CMI Best Paper Awards recognize postdoc, graduate student published research

Holly Welles ・ Carbon Mitigation Initiative

The Carbon Mitigation Initiative (CMI) recognized Jane Baldwin, a past postdoctoral fellow in the Princeton Environmental Institute (PEI), and Samantha Hartzell, a graduate student in civil and environmental engineering, at the CMI Annual Meeting for outstanding published research. Baldwin received the Robert H. Socolow Best Paper Award for Postdoctoral Fellows and Hartzell was the inaugural recipient of the Robert H. Socolow Best Paper Award for Doctoral Students.

Since 2010, CMI has presented best paper awards to postdoctoral fellows working with CMI faculty members based upon their contributions to important CMI papers. CMI created a similar award for doctoral students in 2019. Both awards are named in honor of Robert Socolow, emeritus professor of mechanical and aeronautical engineering, emeritus, at Princeton and the codirector of CMI from 2000-2019. CMI is an independent academic research program based at Princeton and administered by PEI that includes 16 principal faculty investigators and over 50 research staff.

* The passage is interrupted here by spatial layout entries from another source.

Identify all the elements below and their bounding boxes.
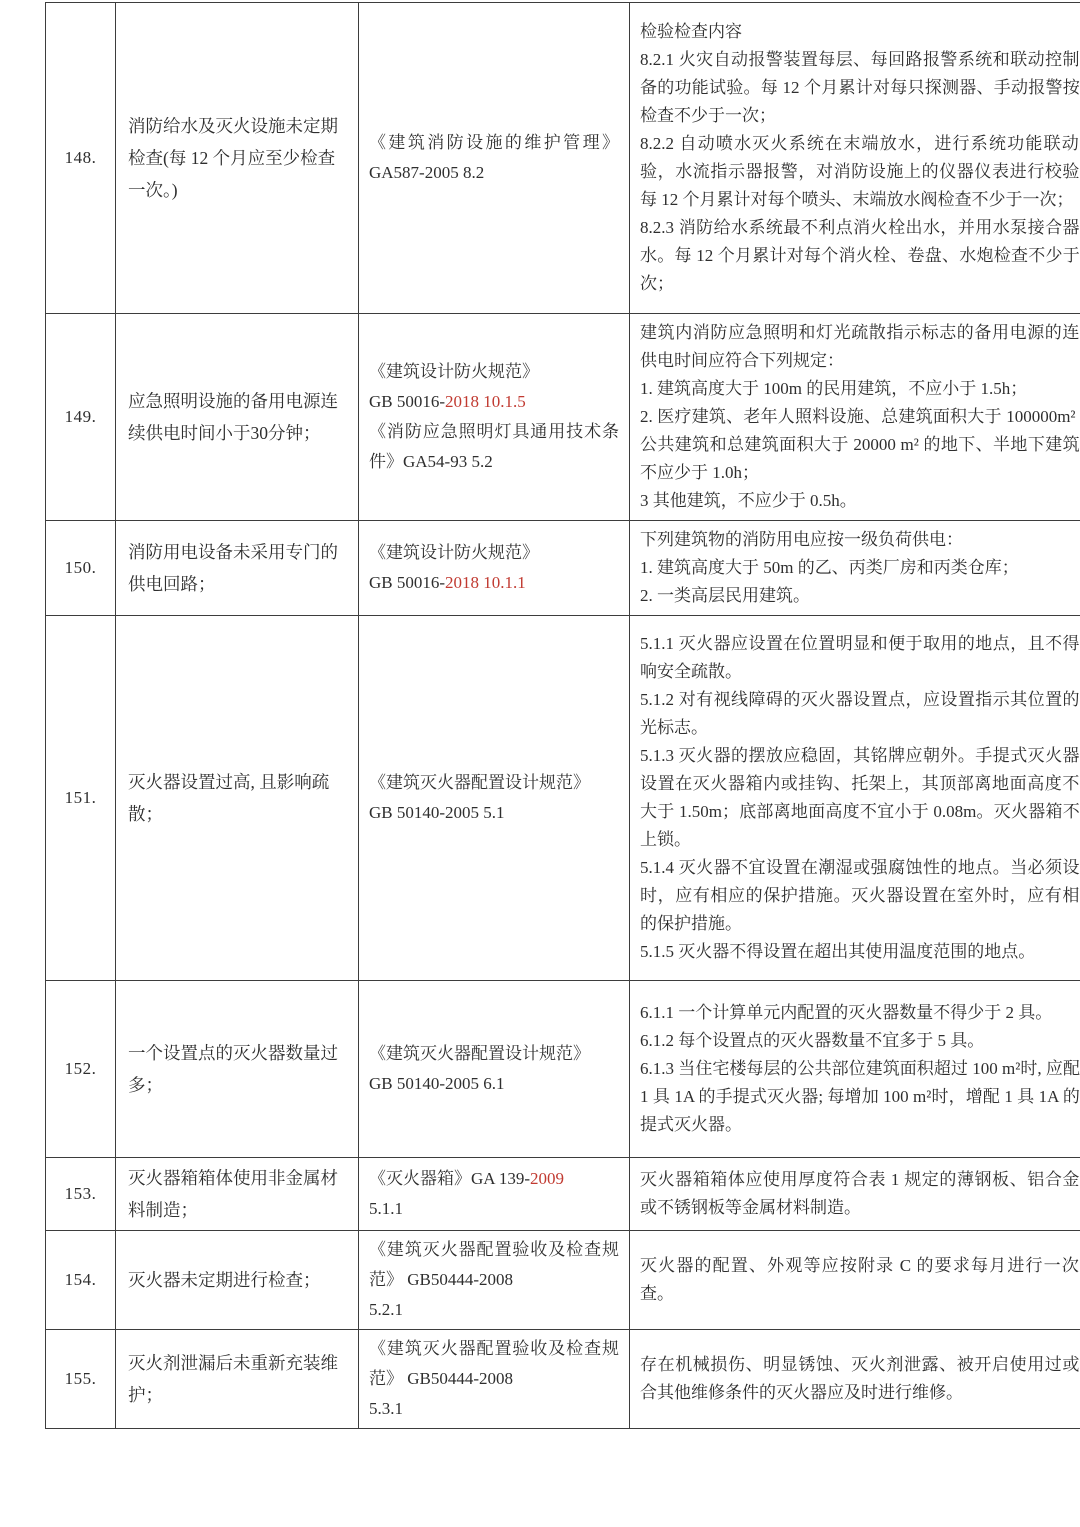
issue-cell: 灭火器未定期进行检查； — [116, 1231, 359, 1330]
requirement-paragraph: 2. 医疗建筑、老年人照料设施、总建筑面积大于 100000m² 的公共建筑和总… — [640, 403, 1080, 487]
row-number: 151. — [65, 788, 97, 807]
standard-reference-cell: 《建筑灭火器配置验收及检查规范》 GB50444-20085.2.1 — [359, 1231, 630, 1330]
standard-reference-cell: 《建筑灭火器配置设计规范》GB 50140-2005 6.1 — [359, 981, 630, 1158]
requirement-paragraph: 3 其他建筑，不应少于 0.5h。 — [640, 487, 1080, 515]
row-number: 150. — [65, 558, 97, 577]
row-number: 148. — [65, 148, 97, 167]
ref-edition-red-text: 10.1.5 — [483, 392, 526, 411]
issue-cell: 应急照明设施的备用电源连续供电时间小于30分钟； — [116, 314, 359, 521]
issue-text: 消防给水及灭火设施未定期检查(每 12 个月应至少检查一次。) — [128, 116, 338, 200]
requirement-paragraph: 检验检查内容 — [640, 18, 1080, 46]
ref-text: 《建筑灭火器配置验收及检查规范》 GB50444-2008 — [369, 1240, 619, 1289]
requirement-paragraph: 5.1.5 灭火器不得设置在超出其使用温度范围的地点。 — [640, 938, 1080, 966]
ref-text: 5.2.1 — [369, 1300, 403, 1319]
standard-reference-cell: 《建筑设计防火规范》GB 50016-2018 10.1.5《消防应急照明灯具通… — [359, 314, 630, 521]
table-row: 150.消防用电设备未采用专门的供电回路；《建筑设计防火规范》GB 50016-… — [46, 521, 1080, 616]
requirement-cell: 灭火器的配置、外观等应按附录 C 的要求每月进行一次检查。 — [630, 1231, 1080, 1330]
ref-text: GB 50140-2005 5.1 — [369, 803, 505, 822]
inspection-checklist-table: 148.消防给水及灭火设施未定期检查(每 12 个月应至少检查一次。)《建筑消防… — [45, 2, 1080, 1429]
row-number: 155. — [65, 1369, 97, 1388]
table-row: 152.一个设置点的灭火器数量过多；《建筑灭火器配置设计规范》GB 50140-… — [46, 981, 1080, 1158]
document-page: 148.消防给水及灭火设施未定期检查(每 12 个月应至少检查一次。)《建筑消防… — [0, 0, 1080, 1527]
requirement-cell: 存在机械损伤、明显锈蚀、灭火剂泄露、被开启使用过或符合其他维修条件的灭火器应及时… — [630, 1330, 1080, 1429]
standard-reference-cell: 《灭火器箱》GA 139-20095.1.1 — [359, 1158, 630, 1231]
requirement-paragraph: 6.1.2 每个设置点的灭火器数量不宜多于 5 具。 — [640, 1027, 1080, 1055]
requirement-paragraph: 存在机械损伤、明显锈蚀、灭火剂泄露、被开启使用过或符合其他维修条件的灭火器应及时… — [640, 1351, 1080, 1407]
ref-edition-red-text: 2009 — [530, 1169, 564, 1188]
ref-text: GB 50016- — [369, 573, 445, 592]
row-number-cell: 149. — [46, 314, 116, 521]
requirement-paragraph: 灭火器的配置、外观等应按附录 C 的要求每月进行一次检查。 — [640, 1252, 1080, 1308]
issue-text: 应急照明设施的备用电源连续供电时间小于30分钟； — [128, 391, 338, 443]
row-number: 152. — [65, 1059, 97, 1078]
requirement-paragraph: 2. 一类高层民用建筑。 — [640, 582, 1080, 610]
row-number-cell: 150. — [46, 521, 116, 616]
ref-text: 《建筑灭火器配置设计规范》 — [369, 1044, 590, 1063]
row-number-cell: 153. — [46, 1158, 116, 1231]
row-number-cell: 151. — [46, 616, 116, 981]
requirement-cell: 检验检查内容8.2.1 火灾自动报警装置每层、每回路报警系统和联动控制设备的功能… — [630, 3, 1080, 314]
requirement-paragraph: 1. 建筑高度大于 50m 的乙、丙类厂房和丙类仓库； — [640, 554, 1080, 582]
issue-text: 灭火剂泄漏后未重新充装维护； — [128, 1353, 338, 1405]
requirement-paragraph: 5.1.1 灭火器应设置在位置明显和便于取用的地点，且不得影响安全疏散。 — [640, 630, 1080, 686]
standard-reference-cell: 《建筑设计防火规范》GB 50016-2018 10.1.1 — [359, 521, 630, 616]
issue-text: 灭火器未定期进行检查； — [128, 1270, 321, 1290]
ref-text: 5.3.1 — [369, 1399, 403, 1418]
issue-cell: 灭火剂泄漏后未重新充装维护； — [116, 1330, 359, 1429]
ref-text: 《建筑灭火器配置设计规范》 — [369, 773, 590, 792]
requirement-cell: 6.1.1 一个计算单元内配置的灭火器数量不得少于 2 具。6.1.2 每个设置… — [630, 981, 1080, 1158]
checklist-table-body: 148.消防给水及灭火设施未定期检查(每 12 个月应至少检查一次。)《建筑消防… — [46, 3, 1080, 1429]
ref-text: 《消防应急照明灯具通用技术条件》GA54-93 5.2 — [369, 422, 619, 471]
requirement-paragraph: 6.1.1 一个计算单元内配置的灭火器数量不得少于 2 具。 — [640, 999, 1080, 1027]
requirement-cell: 灭火器箱箱体应使用厚度符合表 1 规定的薄钢板、铝合金板或不锈钢板等金属材料制造… — [630, 1158, 1080, 1231]
issue-text: 消防用电设备未采用专门的供电回路； — [128, 542, 338, 594]
requirement-paragraph: 5.1.3 灭火器的摆放应稳固，其铭牌应朝外。手提式灭火器宜设置在灭火器箱内或挂… — [640, 742, 1080, 854]
requirement-cell: 建筑内消防应急照明和灯光疏散指示标志的备用电源的连续供电时间应符合下列规定：1.… — [630, 314, 1080, 521]
row-number-cell: 152. — [46, 981, 116, 1158]
ref-edition-red-text: 2018 — [445, 392, 479, 411]
issue-cell: 灭火器箱箱体使用非金属材料制造； — [116, 1158, 359, 1231]
requirement-paragraph: 5.1.2 对有视线障碍的灭火器设置点，应设置指示其位置的发光标志。 — [640, 686, 1080, 742]
row-number-cell: 155. — [46, 1330, 116, 1429]
row-number-cell: 148. — [46, 3, 116, 314]
issue-cell: 灭火器设置过高, 且影响疏散； — [116, 616, 359, 981]
row-number: 149. — [65, 407, 97, 426]
issue-text: 灭火器设置过高, 且影响疏散； — [128, 772, 329, 824]
ref-text: 《建筑设计防火规范》 — [369, 543, 539, 562]
requirement-paragraph: 建筑内消防应急照明和灯光疏散指示标志的备用电源的连续供电时间应符合下列规定： — [640, 319, 1080, 375]
requirement-paragraph: 8.2.1 火灾自动报警装置每层、每回路报警系统和联动控制设备的功能试验。每 1… — [640, 46, 1080, 130]
ref-text: GB 50140-2005 6.1 — [369, 1074, 505, 1093]
table-row: 154.灭火器未定期进行检查；《建筑灭火器配置验收及检查规范》 GB50444-… — [46, 1231, 1080, 1330]
requirement-paragraph: 下列建筑物的消防用电应按一级负荷供电： — [640, 526, 1080, 554]
issue-text: 灭火器箱箱体使用非金属材料制造； — [128, 1168, 338, 1220]
requirement-paragraph: 1. 建筑高度大于 100m 的民用建筑，不应小于 1.5h； — [640, 375, 1080, 403]
issue-cell: 消防给水及灭火设施未定期检查(每 12 个月应至少检查一次。) — [116, 3, 359, 314]
issue-cell: 一个设置点的灭火器数量过多； — [116, 981, 359, 1158]
issue-cell: 消防用电设备未采用专门的供电回路； — [116, 521, 359, 616]
row-number: 154. — [65, 1270, 97, 1289]
ref-text: 5.1.1 — [369, 1199, 403, 1218]
ref-text: 《灭火器箱》GA 139- — [369, 1169, 530, 1188]
requirement-cell: 5.1.1 灭火器应设置在位置明显和便于取用的地点，且不得影响安全疏散。5.1.… — [630, 616, 1080, 981]
ref-text: 《建筑灭火器配置验收及检查规范》 GB50444-2008 — [369, 1339, 619, 1388]
table-row: 153.灭火器箱箱体使用非金属材料制造；《灭火器箱》GA 139-20095.1… — [46, 1158, 1080, 1231]
row-number-cell: 154. — [46, 1231, 116, 1330]
ref-text: 《建筑设计防火规范》 — [369, 362, 539, 381]
requirement-paragraph: 8.2.3 消防给水系统最不利点消火栓出水，并用水泵接合器供水。每 12 个月累… — [640, 214, 1080, 298]
requirement-paragraph: 5.1.4 灭火器不宜设置在潮湿或强腐蚀性的地点。当必须设置时，应有相应的保护措… — [640, 854, 1080, 938]
requirement-cell: 下列建筑物的消防用电应按一级负荷供电：1. 建筑高度大于 50m 的乙、丙类厂房… — [630, 521, 1080, 616]
requirement-paragraph: 灭火器箱箱体应使用厚度符合表 1 规定的薄钢板、铝合金板或不锈钢板等金属材料制造… — [640, 1166, 1080, 1222]
issue-text: 一个设置点的灭火器数量过多； — [128, 1043, 338, 1095]
ref-text: 《建筑消防设施的维护管理》GA587-2005 8.2 — [369, 133, 619, 182]
standard-reference-cell: 《建筑灭火器配置设计规范》GB 50140-2005 5.1 — [359, 616, 630, 981]
standard-reference-cell: 《建筑消防设施的维护管理》GA587-2005 8.2 — [359, 3, 630, 314]
requirement-paragraph: 8.2.2 自动喷水灭火系统在末端放水，进行系统功能联动试验，水流指示器报警，对… — [640, 130, 1080, 214]
table-row: 155.灭火剂泄漏后未重新充装维护；《建筑灭火器配置验收及检查规范》 GB504… — [46, 1330, 1080, 1429]
ref-edition-red-text: 10.1.1 — [483, 573, 526, 592]
row-number: 153. — [65, 1184, 97, 1203]
ref-edition-red-text: 2018 — [445, 573, 479, 592]
standard-reference-cell: 《建筑灭火器配置验收及检查规范》 GB50444-20085.3.1 — [359, 1330, 630, 1429]
table-row: 149.应急照明设施的备用电源连续供电时间小于30分钟；《建筑设计防火规范》GB… — [46, 314, 1080, 521]
ref-text: GB 50016- — [369, 392, 445, 411]
requirement-paragraph: 6.1.3 当住宅楼每层的公共部位建筑面积超过 100 m²时, 应配置 1 具… — [640, 1055, 1080, 1139]
table-row: 148.消防给水及灭火设施未定期检查(每 12 个月应至少检查一次。)《建筑消防… — [46, 3, 1080, 314]
table-row: 151.灭火器设置过高, 且影响疏散；《建筑灭火器配置设计规范》GB 50140… — [46, 616, 1080, 981]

Samantha Hartzell (left) and Jane Baldwin.

Baldwin, currently a postdoctoral research fellow at Columbia University’s Lamont-Doherty Earth Observatory, was recognized for her paper, “Temporally Compound Heat Wave Events and Global Warming: An Emerging Hazard,” published in the journal Earth’s Future in 2019. She worked on the study during her PEI postdoctoral position in the laboratory of CMI principal investigator Gabriel Vecchi, professor of geosciences and the Princeton Environmental Institute.

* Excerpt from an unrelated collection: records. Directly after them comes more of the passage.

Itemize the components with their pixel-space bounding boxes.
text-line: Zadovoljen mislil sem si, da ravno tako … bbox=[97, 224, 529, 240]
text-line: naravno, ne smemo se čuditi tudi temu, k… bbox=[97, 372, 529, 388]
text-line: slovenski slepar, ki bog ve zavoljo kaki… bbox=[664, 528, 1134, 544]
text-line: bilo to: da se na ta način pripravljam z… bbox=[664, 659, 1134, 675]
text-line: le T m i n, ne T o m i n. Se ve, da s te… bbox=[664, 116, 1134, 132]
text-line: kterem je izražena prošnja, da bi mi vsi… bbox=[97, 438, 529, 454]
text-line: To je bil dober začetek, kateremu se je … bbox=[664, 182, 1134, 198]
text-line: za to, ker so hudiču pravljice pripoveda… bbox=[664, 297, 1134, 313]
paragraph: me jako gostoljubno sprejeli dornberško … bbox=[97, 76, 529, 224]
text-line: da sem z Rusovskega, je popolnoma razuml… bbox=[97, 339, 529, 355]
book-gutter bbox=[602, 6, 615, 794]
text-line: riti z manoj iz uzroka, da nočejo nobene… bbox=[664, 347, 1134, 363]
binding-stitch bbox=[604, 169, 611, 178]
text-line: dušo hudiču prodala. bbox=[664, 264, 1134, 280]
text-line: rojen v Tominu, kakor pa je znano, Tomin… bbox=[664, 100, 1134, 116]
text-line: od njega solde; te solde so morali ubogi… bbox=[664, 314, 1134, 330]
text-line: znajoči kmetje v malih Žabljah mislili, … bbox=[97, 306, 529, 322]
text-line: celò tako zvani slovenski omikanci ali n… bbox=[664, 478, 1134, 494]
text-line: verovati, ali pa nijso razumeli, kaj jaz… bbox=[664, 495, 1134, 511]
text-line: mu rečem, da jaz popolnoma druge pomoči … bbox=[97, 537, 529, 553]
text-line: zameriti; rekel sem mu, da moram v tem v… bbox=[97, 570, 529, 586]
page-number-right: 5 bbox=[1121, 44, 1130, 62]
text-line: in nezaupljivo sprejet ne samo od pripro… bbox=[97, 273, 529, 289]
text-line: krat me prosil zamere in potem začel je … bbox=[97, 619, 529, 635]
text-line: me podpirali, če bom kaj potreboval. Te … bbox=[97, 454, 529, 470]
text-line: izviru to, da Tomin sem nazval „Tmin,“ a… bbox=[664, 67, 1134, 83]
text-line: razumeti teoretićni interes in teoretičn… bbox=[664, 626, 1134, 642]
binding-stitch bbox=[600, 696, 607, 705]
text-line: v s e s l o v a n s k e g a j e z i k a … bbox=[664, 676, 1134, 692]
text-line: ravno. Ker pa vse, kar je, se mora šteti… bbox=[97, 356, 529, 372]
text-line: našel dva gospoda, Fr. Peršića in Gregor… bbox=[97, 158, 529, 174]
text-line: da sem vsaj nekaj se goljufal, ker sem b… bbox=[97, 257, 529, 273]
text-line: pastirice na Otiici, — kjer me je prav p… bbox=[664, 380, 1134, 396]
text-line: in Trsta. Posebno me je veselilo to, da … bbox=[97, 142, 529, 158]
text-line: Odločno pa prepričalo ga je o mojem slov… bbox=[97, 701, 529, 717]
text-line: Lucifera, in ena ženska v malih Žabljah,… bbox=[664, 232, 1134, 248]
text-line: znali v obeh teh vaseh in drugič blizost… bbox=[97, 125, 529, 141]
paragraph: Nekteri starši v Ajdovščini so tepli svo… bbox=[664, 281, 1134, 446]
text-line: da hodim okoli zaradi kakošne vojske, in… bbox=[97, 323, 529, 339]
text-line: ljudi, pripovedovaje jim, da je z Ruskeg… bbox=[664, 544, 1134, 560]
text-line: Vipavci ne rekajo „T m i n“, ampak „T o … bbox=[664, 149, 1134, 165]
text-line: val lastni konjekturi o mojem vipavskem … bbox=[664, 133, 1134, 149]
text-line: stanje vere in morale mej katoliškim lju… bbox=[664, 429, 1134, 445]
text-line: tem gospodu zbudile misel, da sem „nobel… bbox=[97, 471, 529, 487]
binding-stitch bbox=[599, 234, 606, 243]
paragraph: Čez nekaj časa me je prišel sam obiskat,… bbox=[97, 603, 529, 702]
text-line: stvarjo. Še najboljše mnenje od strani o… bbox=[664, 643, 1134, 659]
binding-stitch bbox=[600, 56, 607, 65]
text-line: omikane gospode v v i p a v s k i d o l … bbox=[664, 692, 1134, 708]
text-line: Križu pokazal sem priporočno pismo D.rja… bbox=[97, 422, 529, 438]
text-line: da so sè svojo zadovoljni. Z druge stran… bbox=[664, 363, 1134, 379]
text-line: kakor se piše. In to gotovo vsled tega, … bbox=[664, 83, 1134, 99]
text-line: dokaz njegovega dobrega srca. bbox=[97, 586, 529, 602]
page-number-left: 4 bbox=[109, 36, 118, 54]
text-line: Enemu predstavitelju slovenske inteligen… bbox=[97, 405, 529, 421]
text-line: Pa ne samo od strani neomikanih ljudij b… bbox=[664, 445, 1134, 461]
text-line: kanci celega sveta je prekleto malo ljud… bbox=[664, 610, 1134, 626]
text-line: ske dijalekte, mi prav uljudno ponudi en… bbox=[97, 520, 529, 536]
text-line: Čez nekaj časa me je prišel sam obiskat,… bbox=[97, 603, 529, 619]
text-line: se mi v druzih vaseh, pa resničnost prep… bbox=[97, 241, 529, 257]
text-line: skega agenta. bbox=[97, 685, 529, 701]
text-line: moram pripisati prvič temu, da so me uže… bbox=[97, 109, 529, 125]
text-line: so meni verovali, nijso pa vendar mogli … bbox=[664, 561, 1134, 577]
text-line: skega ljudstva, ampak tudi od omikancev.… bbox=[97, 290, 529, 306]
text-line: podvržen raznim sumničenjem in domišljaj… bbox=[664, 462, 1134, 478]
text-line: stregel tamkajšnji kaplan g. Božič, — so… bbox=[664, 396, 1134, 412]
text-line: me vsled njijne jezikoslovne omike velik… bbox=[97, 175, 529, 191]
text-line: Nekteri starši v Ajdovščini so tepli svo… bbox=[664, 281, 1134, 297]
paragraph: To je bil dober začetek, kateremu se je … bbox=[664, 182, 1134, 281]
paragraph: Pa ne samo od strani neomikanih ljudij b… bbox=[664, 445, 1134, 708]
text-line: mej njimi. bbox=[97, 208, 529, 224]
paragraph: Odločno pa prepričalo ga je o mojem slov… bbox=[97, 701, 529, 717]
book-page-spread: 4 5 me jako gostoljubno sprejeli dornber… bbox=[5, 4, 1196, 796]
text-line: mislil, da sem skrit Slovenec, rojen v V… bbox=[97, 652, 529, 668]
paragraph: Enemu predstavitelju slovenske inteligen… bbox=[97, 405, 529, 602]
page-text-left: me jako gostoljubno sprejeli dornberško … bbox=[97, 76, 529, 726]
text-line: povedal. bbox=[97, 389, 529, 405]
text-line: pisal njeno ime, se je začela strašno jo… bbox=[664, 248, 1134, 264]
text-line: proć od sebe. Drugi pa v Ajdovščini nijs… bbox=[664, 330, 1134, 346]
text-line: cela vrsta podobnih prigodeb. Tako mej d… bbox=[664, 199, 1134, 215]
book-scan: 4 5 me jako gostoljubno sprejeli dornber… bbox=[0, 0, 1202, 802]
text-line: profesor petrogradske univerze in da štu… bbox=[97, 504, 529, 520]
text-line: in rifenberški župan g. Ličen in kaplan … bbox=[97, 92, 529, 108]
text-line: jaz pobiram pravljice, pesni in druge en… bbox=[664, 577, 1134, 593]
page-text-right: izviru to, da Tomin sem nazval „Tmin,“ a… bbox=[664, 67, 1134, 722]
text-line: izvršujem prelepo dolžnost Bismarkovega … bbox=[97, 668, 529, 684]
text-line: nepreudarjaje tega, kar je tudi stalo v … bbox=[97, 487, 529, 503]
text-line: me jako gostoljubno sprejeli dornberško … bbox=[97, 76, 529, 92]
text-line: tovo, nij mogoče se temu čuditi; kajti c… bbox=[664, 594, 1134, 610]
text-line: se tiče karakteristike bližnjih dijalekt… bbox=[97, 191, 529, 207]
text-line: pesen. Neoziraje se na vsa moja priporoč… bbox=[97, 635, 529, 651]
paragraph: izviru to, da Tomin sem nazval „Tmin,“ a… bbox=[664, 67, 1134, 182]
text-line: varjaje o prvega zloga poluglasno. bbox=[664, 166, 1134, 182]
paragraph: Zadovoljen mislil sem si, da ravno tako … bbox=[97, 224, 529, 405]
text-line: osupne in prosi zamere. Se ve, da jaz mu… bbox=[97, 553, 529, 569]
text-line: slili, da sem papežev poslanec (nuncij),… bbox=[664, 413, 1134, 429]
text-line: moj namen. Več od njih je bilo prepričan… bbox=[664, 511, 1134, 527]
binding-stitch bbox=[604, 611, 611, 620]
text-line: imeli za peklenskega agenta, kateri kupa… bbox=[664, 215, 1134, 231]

Baldwin, who received her doctorate in oceanic and atmospheric sciences from Princeton in 2018, studies how atmospheric dynamics influence regional climate, with a focus on climate change and policy applications. Heat waves are projected to become longer, more numerous, and more intense with global warming, she said. In her study, she and her coauthors analyzed physics-based simulations of Earth’s climate and temperature observations to provide the first quantifications of the hazard from compound, or back-to-back, heat waves.

Previous studies had not considered the implications of multiple heat waves occurring in sequence, she said. “We demonstrate that compound events will constitute a greater proportion of heat wave risk with global warming,” Baldwin said. “This has important policy implications, suggesting that vulnerability from prior heat waves will be increasingly important to consider in assessing heat wave risk and developing heat wave warning systems.”

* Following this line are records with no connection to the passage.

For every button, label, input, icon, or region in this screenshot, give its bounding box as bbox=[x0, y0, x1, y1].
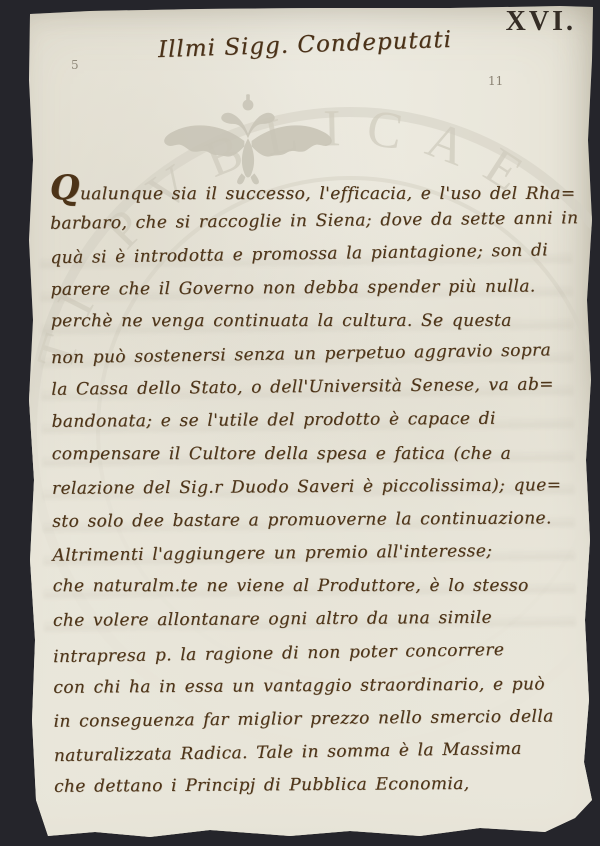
handwritten-line: parere che il Governo non debba spender … bbox=[51, 270, 579, 307]
handwritten-line: con chi ha in essa un vantaggio straordi… bbox=[53, 668, 581, 705]
handwritten-line: Altrimenti l'aggiungere un premio all'in… bbox=[52, 534, 580, 573]
handwritten-line: la Cassa dello Stato, o dell'Università … bbox=[51, 368, 579, 407]
handwritten-line: compensare il Cultore della spesa e fati… bbox=[52, 437, 580, 471]
handwritten-line: Qualunque sia il successo, l'efficacia, … bbox=[50, 172, 578, 206]
handwritten-line: che dettano i Principj di Pubblica Econo… bbox=[54, 768, 582, 805]
folio-number: XVI. bbox=[506, 6, 576, 38]
body-text: Qualunque sia il successo, l'efficacia, … bbox=[50, 170, 582, 804]
handwritten-line: sto solo dee bastare a promuoverne la co… bbox=[52, 502, 580, 539]
handwritten-line: perchè ne venga continuata la cultura. S… bbox=[51, 305, 579, 339]
handwritten-line: che volere allontanare ogni altro da una… bbox=[53, 602, 581, 639]
handwritten-line: bandonata; e se l'utile del prodotto è c… bbox=[51, 402, 579, 439]
page-number-left: 5 bbox=[71, 58, 79, 72]
paper-sheet: TI PVBLICAE XVI. 5 11 Illmi Sigg. Condep… bbox=[0, 0, 600, 846]
handwritten-line: relazione del Sig.r Duodo Saveri è picco… bbox=[52, 469, 580, 506]
manuscript-heading: Illmi Sigg. Condeputati bbox=[140, 26, 471, 64]
scanned-manuscript-page: TI PVBLICAE XVI. 5 11 Illmi Sigg. Condep… bbox=[0, 0, 600, 846]
page-number-right: 11 bbox=[488, 74, 503, 88]
handwritten-line: che naturalm.te ne viene al Produttore, … bbox=[53, 570, 581, 604]
double-headed-eagle-watermark-icon bbox=[164, 94, 332, 184]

Hartzell was awarded for her paper, “Unified Representation of the C3, C4 and CAM Photosynthetic Pathways with the Photo3 Model,” published in the journal Ecological Modelling in 2018. Hartzell currently studies in the laboratory of CMI leadership team member Amilcare Porporato, the Thomas J. Wu ’94 Professor of Civil and Environmental Engineering and the Princeton Environmental Institute.

Hartzell’s paper compares and consistently models three photosynthetic pathways that plants use: C3, C4 and CAM. The traditional pathway, C3, is used by most of the crops we eat and is the most water intensive. C4 is the “turbocharged” pathway that uses 25% less water by concentrating carbon dioxide to improve light-use and water efficiency in grasses and related plants. The drought-tolerant CAM pathway assimilates CO2 at night and stores carbon to increase water-use efficiency in dryland plants and rainforest canopies, using 6-10 times less water than C3.

Hartzell’s paper also introduced the Photo3 model, which represents all three pathways in an integrated manner. “This approach will enable the incorporation of CAM plants into global climate models for the first time, enhancing the ability to analyze carbon and water fluxes in tropical and dryland ecosystems,” Hartzell said. “Moreover, this facilitates quantification of water use and productivity trade-offs between the three pathways.”